The more extravagant is sentiment, the sooner it flies away; and I was glad to weight down my feelings with chicken sandwiches and hot tea. The absurd niceties of habit that make us go to bed when we are not sleepy, and sit up since it is not time to go to bed, lose something of their force on mountain-tops. I wrapped up in my blanket, and watched the rose turn to gray, the gray to colorless dark. The stars came from their hiding and began the night's march. There was no blackness. Probably I dozed. But it did not seem long until a faint shine appeared, a cloudlet turned a wild-rose pink, and there was a new day -- the ninth of June.

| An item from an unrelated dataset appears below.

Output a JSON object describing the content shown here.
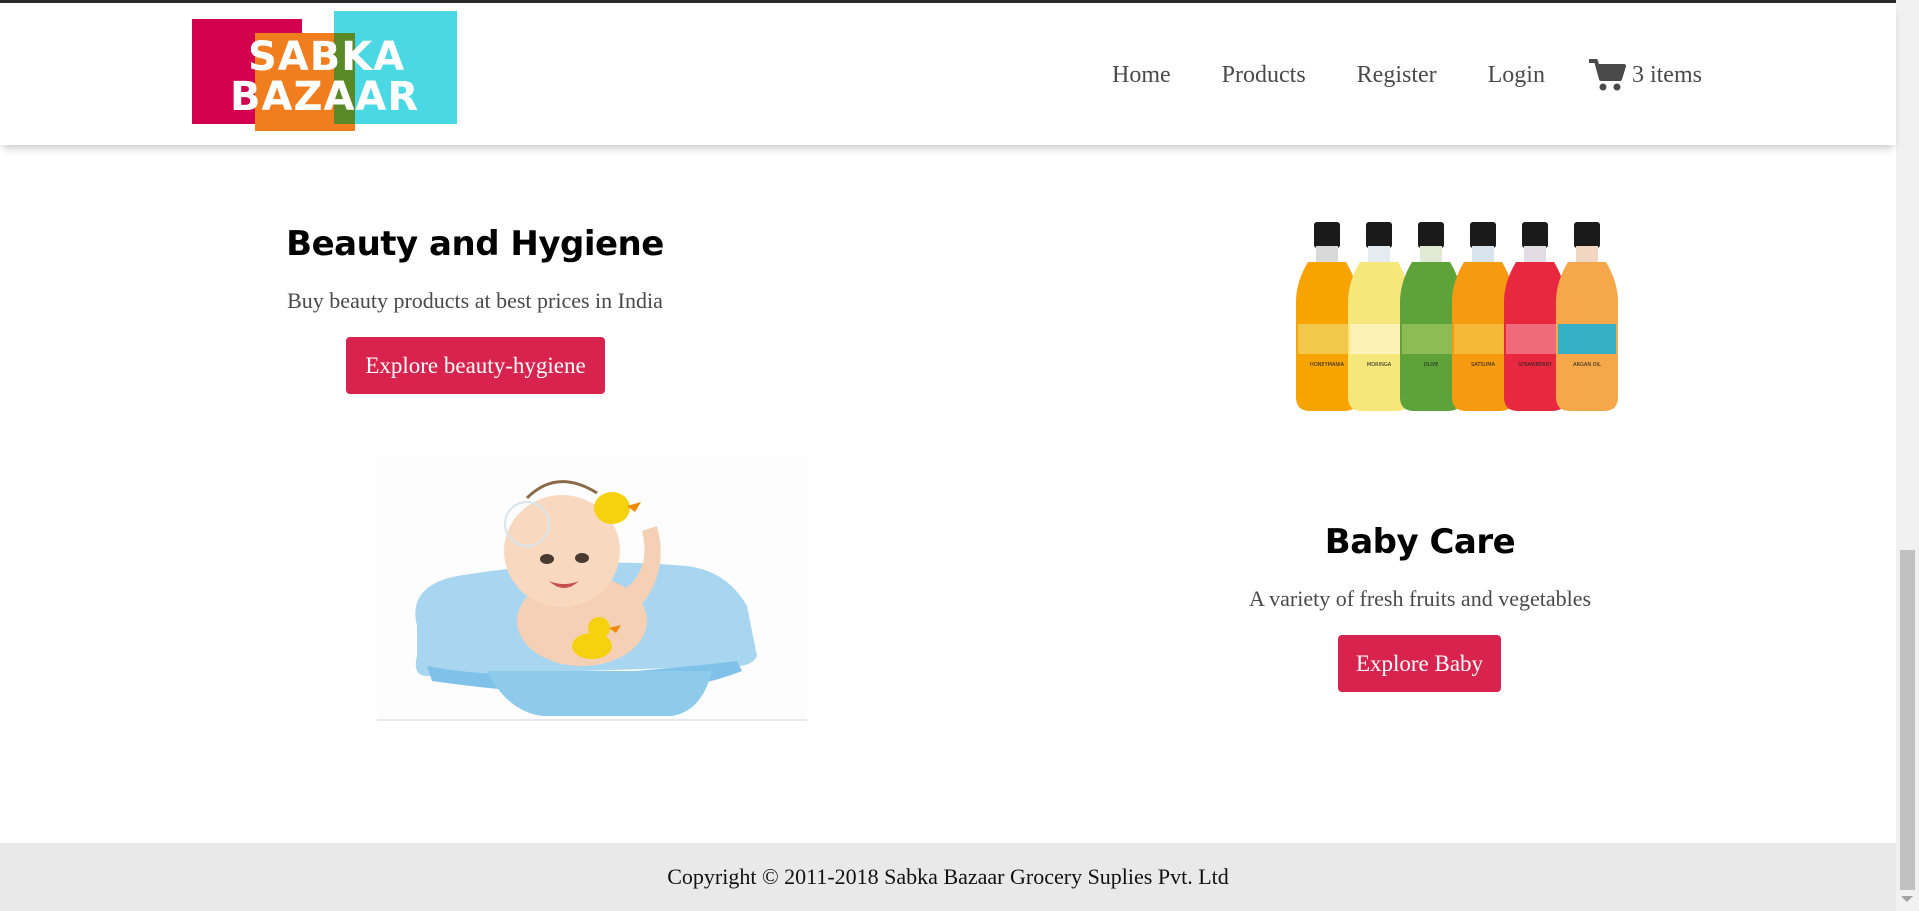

I am quite sure of one thing: if you think some action seems scarcely worth the labor, the discomfort, and yet you'd rather like to do it, that is the thing to gird your loins and do. There is nothing so weakening as ambition frustrated by doubt, nothing so encouraging as something put through, which is the chief retort the foolish mountaineer can make. There is scarcely anything sillier than marching up a mountain and then marching down again; there is scarcely anything more satisfying if you 've wanted to do it. And as life is a succession of flippant nothings for most, anyway, even a physical mountain-peak now and then need not seem too trivial to try. If there are sermons in stones, there is a good year's preaching in one mountain.

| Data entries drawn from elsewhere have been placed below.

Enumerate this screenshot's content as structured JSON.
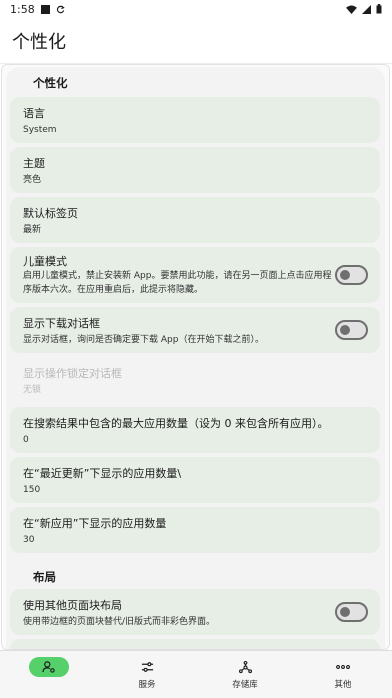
{
  "status_bar": {
    "time": "1:58"
  },
  "app_bar": {
    "title": "个性化"
  },
  "sections": {
    "personalize": "个性化",
    "layout": "布局"
  },
  "items": {
    "language": {
      "title": "语言",
      "value": "System"
    },
    "theme": {
      "title": "主题",
      "value": "亮色"
    },
    "default_tab": {
      "title": "默认标签页",
      "value": "最新"
    },
    "kids_mode": {
      "title": "儿童模式",
      "desc": "启用儿童模式，禁止安装新 App。要禁用此功能，请在另一页面上点击应用程序版本六次。在应用重启后，此提示将隐藏。",
      "on": false
    },
    "download_dialog": {
      "title": "显示下载对话框",
      "desc": "显示对话框，询问是否确定要下载 App（在开始下载之前）。",
      "on": false
    },
    "lock_dialog": {
      "title": "显示操作锁定对话框",
      "value": "无锁"
    },
    "max_results": {
      "title": "在搜索结果中包含的最大应用数量（设为 0 来包含所有应用）。",
      "value": "0"
    },
    "recent_updates": {
      "title": "在“最近更新”下显示的应用数量\\",
      "value": "150"
    },
    "new_apps": {
      "title": "在“新应用”下显示的应用数量",
      "value": "30"
    },
    "alt_layout": {
      "title": "使用其他页面块布局",
      "desc": "使用带边框的页面块替代/旧版式而非彩色界面。",
      "on": false
    }
  },
  "bottom_nav": {
    "items": [
      {
        "label": "",
        "icon": "person-settings-icon",
        "active": true
      },
      {
        "label": "服务",
        "icon": "sliders-icon",
        "active": false
      },
      {
        "label": "存储库",
        "icon": "hub-icon",
        "active": false
      },
      {
        "label": "其他",
        "icon": "more-icon",
        "active": false
      }
    ]
  },
  "colors": {
    "item_bg": "#e6eee5",
    "active_pill": "#56d06a"
  }
}
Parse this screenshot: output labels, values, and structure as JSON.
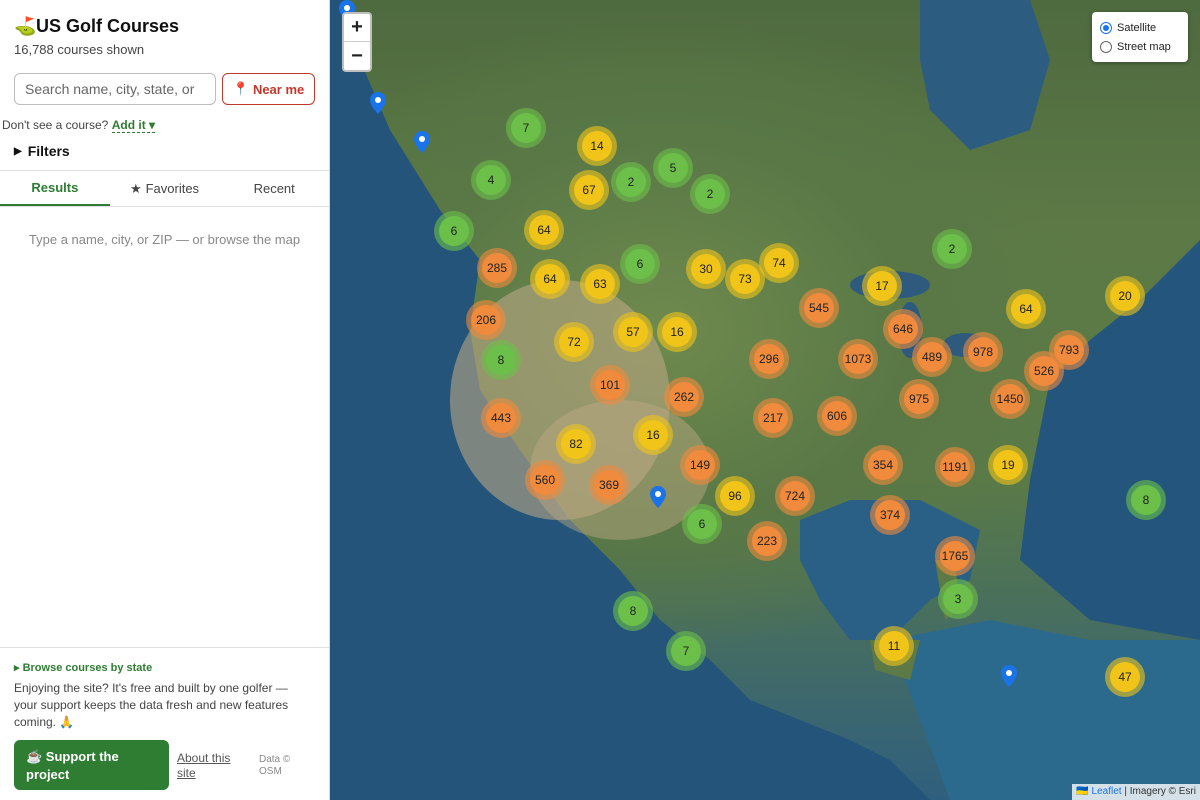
{
  "sidebar": {
    "title": "US Golf Courses",
    "subtitle": "16,788 courses shown",
    "search_placeholder": "Search name, city, state, or",
    "near_me": "Near me",
    "add_prompt": "Don't see a course?",
    "add_link": "Add it ▾",
    "filters": "Filters",
    "tabs": [
      {
        "label": "Results",
        "icon": ""
      },
      {
        "label": "Favorites",
        "icon": "★"
      },
      {
        "label": "Recent",
        "icon": ""
      }
    ],
    "empty_hint": "Type a name, city, or ZIP — or browse the map",
    "browse": "▸ Browse courses by state",
    "support_text": "Enjoying the site? It's free and built by one golfer — your support keeps the data fresh and new features coming. 🙏",
    "support_button": "☕ Support the project",
    "about": "About this site",
    "data_credit": "Data © OSM"
  },
  "map": {
    "zoom_in": "+",
    "zoom_out": "−",
    "layers": [
      "Satellite",
      "Street map"
    ],
    "selected_layer": "Satellite",
    "attribution_leaflet": "Leaflet",
    "attribution_rest": " | Imagery © Esri",
    "colors": {
      "small": "#6cc04a",
      "medium": "#f0c419",
      "large": "#f08a3c",
      "pin": "#1a73e8"
    },
    "clusters": [
      {
        "count": "7"
      },
      {
        "count": "14"
      },
      {
        "count": "4"
      },
      {
        "count": "67"
      },
      {
        "count": "2"
      },
      {
        "count": "5"
      },
      {
        "count": "2"
      },
      {
        "count": "6"
      },
      {
        "count": "64"
      },
      {
        "count": "285"
      },
      {
        "count": "64"
      },
      {
        "count": "63"
      },
      {
        "count": "6"
      },
      {
        "count": "30"
      },
      {
        "count": "73"
      },
      {
        "count": "74"
      },
      {
        "count": "2"
      },
      {
        "count": "17"
      },
      {
        "count": "64"
      },
      {
        "count": "20"
      },
      {
        "count": "206"
      },
      {
        "count": "72"
      },
      {
        "count": "57"
      },
      {
        "count": "16"
      },
      {
        "count": "545"
      },
      {
        "count": "646"
      },
      {
        "count": "8"
      },
      {
        "count": "101"
      },
      {
        "count": "296"
      },
      {
        "count": "1073"
      },
      {
        "count": "489"
      },
      {
        "count": "978"
      },
      {
        "count": "793"
      },
      {
        "count": "526"
      },
      {
        "count": "262"
      },
      {
        "count": "975"
      },
      {
        "count": "1450"
      },
      {
        "count": "443"
      },
      {
        "count": "217"
      },
      {
        "count": "606"
      },
      {
        "count": "16"
      },
      {
        "count": "82"
      },
      {
        "count": "149"
      },
      {
        "count": "354"
      },
      {
        "count": "1191"
      },
      {
        "count": "19"
      },
      {
        "count": "560"
      },
      {
        "count": "369"
      },
      {
        "count": "96"
      },
      {
        "count": "724"
      },
      {
        "count": "8"
      },
      {
        "count": "6"
      },
      {
        "count": "374"
      },
      {
        "count": "223"
      },
      {
        "count": "1765"
      },
      {
        "count": "3"
      },
      {
        "count": "8"
      },
      {
        "count": "11"
      },
      {
        "count": "7"
      },
      {
        "count": "47"
      }
    ]
  }
}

Almost before the fawn-colored light could be called dawn, I was treated to such a matinee of bird-song as I have rarely heard. A flock of white throat sparrows sat concealed in the low trees, and gave their full-voiced cadences together, or following each other in quick succession, as in some Mozart allegretto. Their falling triplets, wistful at nightfall, are daintily glad at dawn, and to me, half asleep, seemed the very choir of fairyland.

Coffee warmed me, and after I had watched the sun flood the great eastern valley, I made a fire of gnarled old wood, so that Brute might see the smoke, rolled in my blanket beneath the balsam, and -- woke to a hand laid gently on my shoulder.